Might economic problems at home curtail Putin's aggressively anti-Western foreign policy? Closer to home, this might be the case. Russia will always see the former Soviet republics in its sphere of influence and open to meddling, but Eastern Europe could be a different story. It is likely that Putin will refrain from openly threatening the former Soviet satellites, as he did when he bullied Poland and the Czech Republic into refusing the offer of a US missile shield. As much as his nationalist outlook would cause him to seek to influence former Warsaw Pact nations, he will need their investment and markets in the next few years as Russia moves from an export to an import economy.

But it is in the Middle East where Putin will cause the most trouble. He will no doubt continue the current policy toward Iran, partnering with the Islamic Republic on weapons sales and the transfer of nuclear technology. This almost certainly means there isn't much chance of Russia voting for more stringent sanctions against Iran at the UN to prevent them from building a bomb. Russia is already playing a key role in the Iranian nuclear industry, agreeing to remove used fuel rods from the now operational reactor at Bushehr and taking them back to Russia for processing. Russian technicians are also training Iranian personnel at the plant, which would make a military strike on the reactor very hazardous, as it would likely lead to the death of Russian citizens.

The White House is putting on a brave face regarding Putin's expected return to the presidency. National Security Council spokesman Tommy Vietor said that “the reset has always been about national interests and not individual personalities.” This may be true, but it was also clear that the administration and the State Department preferred dealing with President Medvedev, he being seen as more pragmatic and reform-minded. The US also believed that it might even wean Medvedev from Putin's control.

In truth, as the Guardian points out, this was wishful thinking:

Over the past four years Medvedev has done nothing to dispel the impression that he is anything other than a useful seatwarmer, his time in the Kremlin a legalistic blip in an epoch of endless Putin rule.

If anything, the orchestrated announcement that Putin would be a candidate for president shows that it was always Putin in the driver's seat and Medvedev a very junior partner in their "tandem" governing arrangement.

Obama's priorities with Russia -- another nuclear arms treaty and trade liberalization -- will become much more difficult with Putin in charge. The future Russian president has shown little appetite for more arms reductions and is leaning toward more protectionism.

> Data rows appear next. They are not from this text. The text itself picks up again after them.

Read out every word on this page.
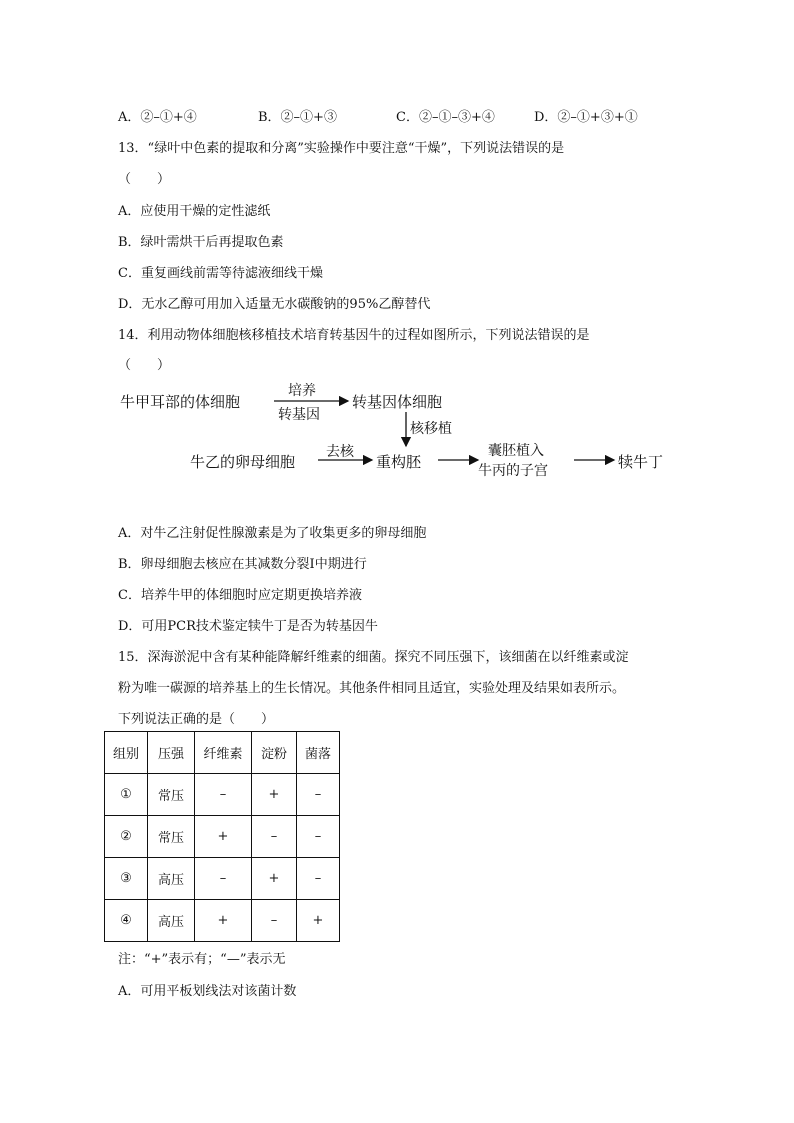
A．②–①+④	B．②–①+③	C．②–①–③+④	D．②–①+③+①
13．“绿叶中色素的提取和分离”实验操作中要注意“干燥”，下列说法错误的是
（　　）
A．应使用干燥的定性滤纸
B．绿叶需烘干后再提取色素
C．重复画线前需等待滤液细线干燥
D．无水乙醇可用加入适量无水碳酸钠的95%乙醇替代
14．利用动物体细胞核移植技术培育转基因牛的过程如图所示，下列说法错误的是
（　　）
牛甲耳部的体细胞
培养
转基因
转基因体细胞
核移植
牛乙的卵母细胞
去核
重构胚
囊胚植入
牛丙的子宫	犊牛丁
A．对牛乙注射促性腺激素是为了收集更多的卵母细胞
B．卵母细胞去核应在其减数分裂Ⅰ中期进行
C．培养牛甲的体细胞时应定期更换培养液
D．可用PCR技术鉴定犊牛丁是否为转基因牛
15．深海淤泥中含有某种能降解纤维素的细菌。探究不同压强下，该细菌在以纤维素或淀
粉为唯一碳源的培养基上的生长情况。其他条件相同且适宜，实验处理及结果如表所示。
下列说法正确的是（　　）
组别	压强	纤维素	淀粉	菌落
①	常压	–	+	–
②	常压	+	–	–
③	高压	–	+	–
④	高压	+	–	+
注：“+”表示有；“—”表示无
A．可用平板划线法对该菌计数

There isn't much the US can offer to aid in the reset and Putin knows it. We need Russia more than Russia need the US - at present. That may change in a few years, but Russia's limited cooperation at the UN in sanctioning Iran for its nuclear program (despite resisting any sanctions that would truly bite), and Moscow's help in moving supplies into Afghanistan, as well as its status as a major player in the Middle East, are important components of US foreign policy.

For our part, we have offered to sponsor Russia's application to the World Trade Organization -- a group that Putin harbors a dim view. And, most dear to Putin, our acknowledgment that Russia is every bit as important as the United States in world affairs.

Abrasive, sarcastic, even cruel in his public comments about America and the West, Vladimir Putin will bring back a more autocratic rule as well as a more independent foreign policy as president. If a Republican is elected in 2012, it is hoped that a more realistic and hard-headed approach toward Russia by the US that will result in a more balanced relationship would be forthcoming.

That being the case, if Vladimir Putin wants respect, he's going to have to earn it.